Do I need to account for peptide purity when calculating NAD+ reconstitution math?

Yes — the purity percentage on your certificate of analysis directly affects your effective peptide mass. A 100mg vial at 95% purity contains only 95mg of active NAD+, so your concentration calculation should use 95mg as the peptide mass, not 100mg. Ignoring this adjustment creates a 5% dosing error that compounds across multi-week studies. Reputable suppliers provide batch-specific certificates showing exact purity — always adjust your peptide mass by the stated purity percentage before calculating concentration.

What syringe should I use for drawing reconstituted NAD+ solution?

Use a 1mL insulin syringe marked in 100 units for most NAD+ injections — each unit equals 0.01mL, giving you precise control over draw volumes between 0.1–1.0mL. If your dose calculation requires drawing more than 1.0mL, use a 3mL syringe marked in 0.1mL increments.

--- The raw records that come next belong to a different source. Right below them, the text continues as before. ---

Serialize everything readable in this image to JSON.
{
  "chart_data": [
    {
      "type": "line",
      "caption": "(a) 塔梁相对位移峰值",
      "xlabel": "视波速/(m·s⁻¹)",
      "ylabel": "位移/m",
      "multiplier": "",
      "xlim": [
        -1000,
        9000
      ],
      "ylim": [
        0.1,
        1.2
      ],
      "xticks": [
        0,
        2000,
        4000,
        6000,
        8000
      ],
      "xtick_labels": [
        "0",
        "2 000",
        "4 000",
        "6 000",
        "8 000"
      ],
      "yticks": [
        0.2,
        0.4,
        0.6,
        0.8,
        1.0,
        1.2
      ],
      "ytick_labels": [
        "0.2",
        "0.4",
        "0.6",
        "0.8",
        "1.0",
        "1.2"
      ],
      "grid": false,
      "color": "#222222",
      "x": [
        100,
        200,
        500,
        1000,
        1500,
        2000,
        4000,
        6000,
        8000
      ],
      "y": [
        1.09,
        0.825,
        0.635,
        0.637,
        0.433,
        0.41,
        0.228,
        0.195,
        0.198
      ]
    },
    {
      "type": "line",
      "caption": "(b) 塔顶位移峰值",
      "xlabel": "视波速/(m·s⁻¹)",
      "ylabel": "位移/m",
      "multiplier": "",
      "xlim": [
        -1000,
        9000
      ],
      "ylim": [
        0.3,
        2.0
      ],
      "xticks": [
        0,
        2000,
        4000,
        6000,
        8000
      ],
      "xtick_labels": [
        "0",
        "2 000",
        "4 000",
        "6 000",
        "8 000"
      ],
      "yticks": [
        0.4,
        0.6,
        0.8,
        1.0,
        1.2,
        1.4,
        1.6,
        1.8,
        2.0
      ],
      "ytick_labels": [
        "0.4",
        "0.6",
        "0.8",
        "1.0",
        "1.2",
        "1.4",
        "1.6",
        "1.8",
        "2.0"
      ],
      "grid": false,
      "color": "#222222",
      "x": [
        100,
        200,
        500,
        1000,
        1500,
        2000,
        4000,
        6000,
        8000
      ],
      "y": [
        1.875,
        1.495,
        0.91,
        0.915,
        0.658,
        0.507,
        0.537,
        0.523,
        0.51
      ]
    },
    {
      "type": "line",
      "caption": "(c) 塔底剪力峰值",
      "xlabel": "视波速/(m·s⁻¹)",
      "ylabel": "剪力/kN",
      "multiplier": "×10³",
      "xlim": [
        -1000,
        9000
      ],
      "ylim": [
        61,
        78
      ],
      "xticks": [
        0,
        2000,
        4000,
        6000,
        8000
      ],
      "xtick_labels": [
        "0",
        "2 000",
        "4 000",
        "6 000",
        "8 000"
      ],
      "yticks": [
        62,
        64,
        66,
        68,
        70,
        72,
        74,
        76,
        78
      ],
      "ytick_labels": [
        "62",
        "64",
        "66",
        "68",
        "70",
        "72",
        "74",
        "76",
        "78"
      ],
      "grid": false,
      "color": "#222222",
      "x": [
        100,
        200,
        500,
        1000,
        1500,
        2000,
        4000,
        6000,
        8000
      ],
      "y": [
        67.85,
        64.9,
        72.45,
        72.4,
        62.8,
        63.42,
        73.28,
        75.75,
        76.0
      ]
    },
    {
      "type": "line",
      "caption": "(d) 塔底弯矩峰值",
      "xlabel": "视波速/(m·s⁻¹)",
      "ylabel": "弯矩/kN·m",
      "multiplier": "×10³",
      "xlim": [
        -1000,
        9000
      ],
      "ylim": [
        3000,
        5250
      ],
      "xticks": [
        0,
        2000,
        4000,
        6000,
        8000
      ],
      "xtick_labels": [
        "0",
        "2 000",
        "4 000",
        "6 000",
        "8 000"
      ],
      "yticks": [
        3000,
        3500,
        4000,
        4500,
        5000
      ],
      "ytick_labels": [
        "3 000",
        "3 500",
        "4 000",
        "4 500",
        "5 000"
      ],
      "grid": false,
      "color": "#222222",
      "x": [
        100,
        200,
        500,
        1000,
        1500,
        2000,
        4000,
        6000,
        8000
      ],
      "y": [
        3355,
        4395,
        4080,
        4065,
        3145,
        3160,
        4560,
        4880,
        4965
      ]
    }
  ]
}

Never use syringes marked only in millilitres without unit graduations — the lack of fine markings makes it impossible to accurately draw volumes like 0.3mL or 0.7mL, which are common in peptide dosing.

How long does reconstituted NAD+ remain stable after mixing with bacteriostatic water?

Reconstituted NAD+ peptide solutions remain stable for up to 28 days when stored at 2–8°C in bacteriostatic water, which contains 0.9% benzyl alcohol as a preservative to prevent bacterial growth. Beyond 28 days, peptide degradation accelerates and potency drops — the exact rate depends on storage temperature consistency and light exposure. Plan your reconstitution volumes to exhaust the vial within this stability window: if you’re dosing twice weekly at 50mg per dose, a 200mg vial reconstituted with 4mL (50mg/mL) will last exactly four weeks.

Why do researchers working with NAD+ peptides need such precise reconstitution calculations?

NAD+ research protocols often involve dose-response studies where experimental outcomes depend on delivering exact milligram amounts across consistent intervals — a 10% dosing error can shift results enough to invalidate statistical significance or mask real biological effects. Unlike oral supplements where absorption variability makes precise dosing impossible, subcutaneous peptide injection delivers near-100% bioavailability, meaning the dose you calculate is the dose the model receives. This precision is why reconstitution math must be exact: the tighter your dosing accuracy, the cleaner your dose-response data and the more reliable your experimental conclusions.